Patient Andrew Watson Stone said: ‘It’s terrible to shut maternity, it’s disgusting. What about if the mother or the baby is seriously ill! It’s all down to money, cutbacks. Some of the wards have been closed, 9 and 10. They are planning to knock the whole hospital down and build flats, then what happens if you have a heart attack?’

• A busy GP surgery in London’s deprived East End is being shut after a fifth of its NHS funding was cut. The Limehouse Practice in Gill Street could be closed down after two GPs quit—leaving the surgery unable to cope with falling incomes and rising workloads. The remaining six GPs are now insecure and are also on the verge of leaving, after the NHS switched the way it funds practices in deprived areas.

‘This will be a tragic waste if we’re forced to close,’ said one of the GP partners, Dr Naureen Bhatti.

‘Doctors are now just another group of “key workers” being forced out of the East End because we can’t afford to live here any longer.’

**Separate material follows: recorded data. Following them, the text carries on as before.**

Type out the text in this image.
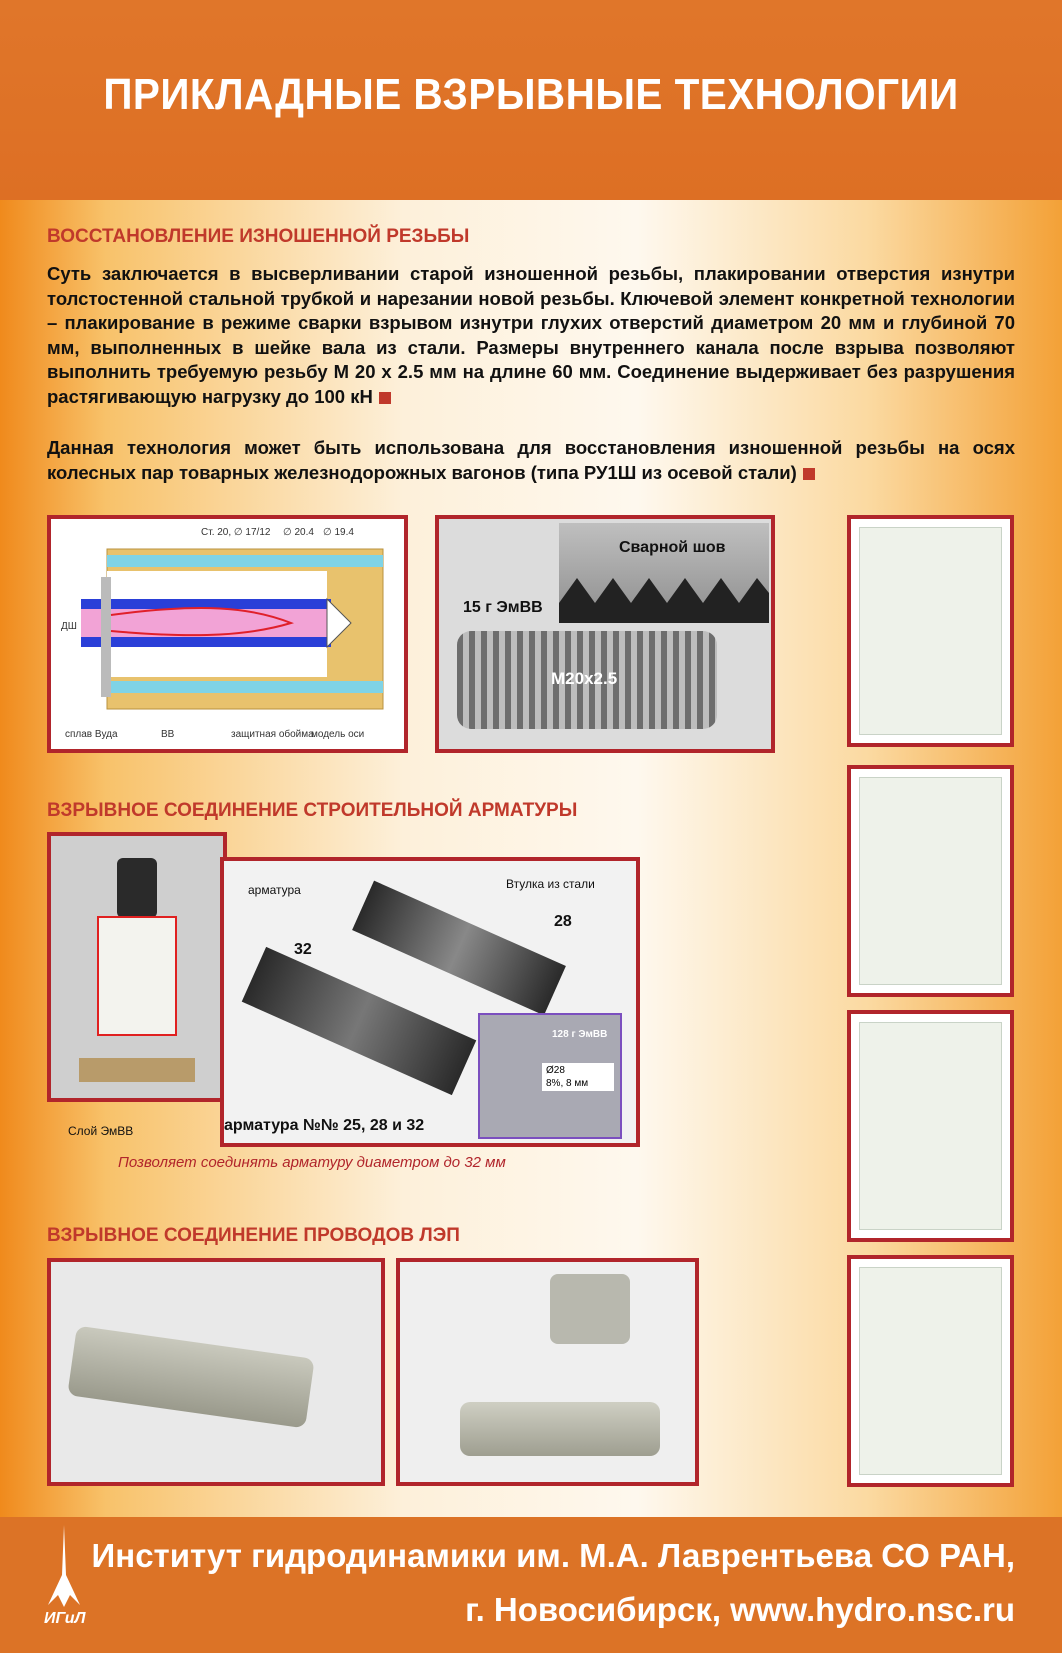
ПРИКЛАДНЫЕ ВЗРЫВНЫЕ ТЕХНОЛОГИИ
ВОССТАНОВЛЕНИЕ ИЗНОШЕННОЙ РЕЗЬБЫ
Суть заключается в высверливании старой изношенной резьбы, плакировании отверстия изнутри толстостенной стальной трубкой и нарезании новой резьбы. Ключевой элемент конкретной технологии – плакирование в режиме сварки взрывом изнутри глухих отверстий диаметром 20 мм и глубиной 70 мм, выполненных в шейке вала из стали. Размеры внутреннего канала после взрыва позволяют выполнить требуемую резьбу М 20 х 2.5 мм на длине 60 мм. Соединение выдерживает без разрушения растягивающую нагрузку до 100 кН
Данная технология может быть использована для восстановления изношенной резьбы на осях колесных пар товарных железнодорожных вагонов (типа РУ1Ш из осевой стали)
Ст. 20, ∅ 17/12 ∅ 20.4 ∅ 19.4
ДШ
сплав Вуда	ВВ	защитная обойма
модель оси
Сварной шов
15 г ЭмВВ
М20х2.5
ВЗРЫВНОЕ СОЕДИНЕНИЕ СТРОИТЕЛЬНОЙ АРМАТУРЫ
Слой ЭмВВ
арматура	Втулка из стали
32
28
арматура №№ 25, 28 и 32
128 г ЭмВВ
Ø28
8%, 8 мм
Позволяет соединять арматуру диаметром до 32 мм
ВЗРЫВНОЕ СОЕДИНЕНИЕ ПРОВОДОВ ЛЭП
Институт гидродинамики им. М.А. Лаврентьева СО РАН,
г. Новосибирск, www.hydro.nsc.ru
ИГиЛ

Closure of the Limehouse Practice would strain other surgeries, with 10,000 patients struggling to find a new GP, doctors warn. Embattled GPs across East London have been running a ‘Save Our Surgeries’ campaign since the latest round of cuts began to hit practices. 22 surgeries across east London found themselves on a ‘hit list’ when the way surgeries are funded was changed last year, giving less priority to inner city areas where life expectancy is shorter compared to more affluent areas where services were calculated to be needed more.